A good looking older American guy with a gentle self-deprecating humour, Bob has more strings to his bow than a many-stringed bow-thing. He’s a musician, writer and gay rights activist who lets his curiosity lead him to interesting subjects which he then investigates the crap out of.

His book was published in 2016 but he’d be the first to admit it was largely overlooked. That’s because it was ahead of its time. Bob spotted the trends we’re all talking about now long before they became headline news: like puberty blockers and the shaky evidence for transition success. His tale traces the rollercoaster forward march of the science of hormones or endocrinology as its known to its friends… and bankers. That march ends with the general acceptance of so-called “trans health care”, a billion dollar industry and growing.

By the way, what’s refreshing about Bob is just how resolutely left wing he is. The man went undercover in El Salvador to support the revolution and helped unionise migrant workers on the West Coast. Bob makes Trotsky feel like a slouch.

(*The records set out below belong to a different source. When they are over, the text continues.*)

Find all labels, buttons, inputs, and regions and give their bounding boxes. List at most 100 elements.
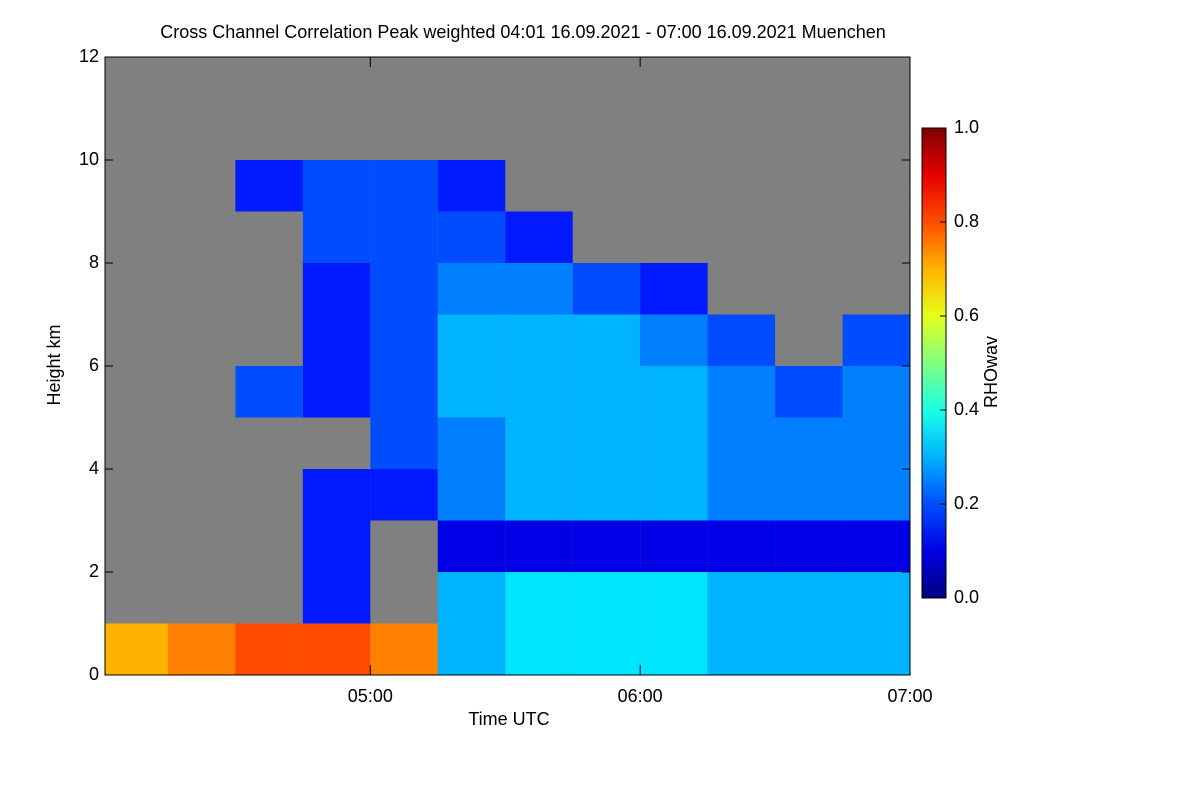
heatmap-cell xyxy=(505,623,573,675)
heatmap-cell xyxy=(370,623,438,675)
heatmap-cell xyxy=(707,572,776,624)
chart-title: Cross Channel Correlation Peak weighted … xyxy=(160,22,886,42)
heatmap-cell xyxy=(235,623,303,675)
heatmap-cell xyxy=(370,366,438,418)
heatmap-cell xyxy=(842,572,910,624)
colorbar-tick-label: 0.8 xyxy=(954,211,979,231)
heatmap-cell xyxy=(302,263,371,315)
heatmap-cell xyxy=(707,520,776,572)
heatmap-cell xyxy=(437,520,506,572)
heatmap-cell xyxy=(640,469,708,521)
heatmap-cell xyxy=(370,314,438,366)
colorbar-tick-label: 0.0 xyxy=(954,587,979,607)
heatmap-cell xyxy=(505,211,573,263)
heatmap-cell xyxy=(640,263,708,315)
heatmap-cell xyxy=(775,469,843,521)
heatmap-cell xyxy=(640,572,708,624)
y-tick-label: 6 xyxy=(89,355,99,375)
heatmap-cell xyxy=(842,366,910,418)
colorbar-label: RHOwav xyxy=(981,336,1001,408)
heatmap-cell xyxy=(505,314,573,366)
heatmap-cell xyxy=(572,623,641,675)
heatmap-cell xyxy=(370,469,438,521)
heatmap-cell xyxy=(437,211,506,263)
heatmap-cell xyxy=(572,314,641,366)
y-tick-label: 8 xyxy=(89,252,99,272)
heatmap-cell xyxy=(302,572,371,624)
heatmap-cell xyxy=(775,572,843,624)
heatmap-cell xyxy=(572,366,641,418)
heatmap-cell xyxy=(505,263,573,315)
heatmap-cell xyxy=(572,469,641,521)
heatmap-cell xyxy=(505,520,573,572)
heatmap-cell xyxy=(775,623,843,675)
heatmap-cell xyxy=(842,623,910,675)
heatmap-cell xyxy=(370,263,438,315)
heatmap-cell xyxy=(437,366,506,418)
heatmap-cell xyxy=(640,417,708,469)
x-tick-label: 06:00 xyxy=(618,686,663,706)
heatmap-cell xyxy=(437,263,506,315)
heatmap-cell xyxy=(105,623,168,675)
heatmap-cell xyxy=(572,520,641,572)
heatmap-cell xyxy=(775,520,843,572)
heatmap-cell xyxy=(572,417,641,469)
heatmap-cell xyxy=(640,623,708,675)
heatmap-cell xyxy=(437,469,506,521)
y-tick-label: 2 xyxy=(89,561,99,581)
x-tick-label: 05:00 xyxy=(348,686,393,706)
y-tick-label: 0 xyxy=(89,664,99,684)
heatmap-cell xyxy=(640,520,708,572)
heatmap-cell xyxy=(572,263,641,315)
colorbar-tick-label: 0.2 xyxy=(954,493,979,513)
x-axis-label: Time UTC xyxy=(468,709,549,729)
y-tick-label: 4 xyxy=(89,458,99,478)
heatmap-cell xyxy=(842,314,910,366)
heatmap-cell xyxy=(370,211,438,263)
heatmap-cell xyxy=(370,417,438,469)
colorbar-tick-label: 0.6 xyxy=(954,305,979,325)
colorbar xyxy=(921,127,947,599)
x-tick-label: 07:00 xyxy=(887,686,932,706)
y-axis-label: Height km xyxy=(44,324,64,405)
heatmap-cell xyxy=(437,623,506,675)
heatmap-cell xyxy=(505,417,573,469)
y-tick-label: 12 xyxy=(79,46,99,66)
heatmap-cell xyxy=(707,623,776,675)
heatmap-cell xyxy=(842,520,910,572)
heatmap-cell xyxy=(167,623,236,675)
heatmap-cell xyxy=(370,160,438,212)
heatmap-cell xyxy=(842,469,910,521)
heatmap-cell xyxy=(505,572,573,624)
heatmap-cell xyxy=(437,417,506,469)
heatmap-cell xyxy=(437,572,506,624)
heatmap-cell xyxy=(437,160,506,212)
y-tick-label: 10 xyxy=(79,149,99,169)
heatmap-cell xyxy=(707,366,776,418)
heatmap-cell xyxy=(707,469,776,521)
heatmap-cell xyxy=(505,469,573,521)
heatmap-cell xyxy=(302,623,371,675)
heatmap-cell xyxy=(235,366,303,418)
heatmap-cell xyxy=(572,572,641,624)
heatmap-cell xyxy=(302,469,371,521)
heatmap-cell xyxy=(775,417,843,469)
colorbar-tick-label: 0.4 xyxy=(954,399,979,419)
heatmap-cell xyxy=(707,314,776,366)
heatmap-cell xyxy=(302,366,371,418)
heatmap-cell xyxy=(302,520,371,572)
heatmap-cell xyxy=(505,366,573,418)
heatmap-cell xyxy=(707,417,776,469)
heatmap-cell xyxy=(302,160,371,212)
heatmap-cell xyxy=(235,160,303,212)
heatmap-cell xyxy=(640,366,708,418)
heatmap-cell xyxy=(437,314,506,366)
heatmap-cell xyxy=(640,314,708,366)
heatmap-cell xyxy=(302,211,371,263)
heatmap-cell xyxy=(842,417,910,469)
colorbar-tick-label: 1.0 xyxy=(954,117,979,137)
heatmap-cell xyxy=(302,314,371,366)
heatmap-cell xyxy=(775,366,843,418)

A whole fascinating section of his book is devoted to Hirschfeld and reveals many things I’d overlooked. For example, Bob (who’s a bit of a big hairy masculine homo) points out Hirschfeld ignored any evidence that suggested homosexuals could be big, hairy masculine men.

Instead, Hirschfeld spent decades trying to stack up his theory that homosexuals couldn’t be “real men” and must have some biological flaw, which is why he leapt so enthusiastically on the bizarro theories of Eugen Steinach.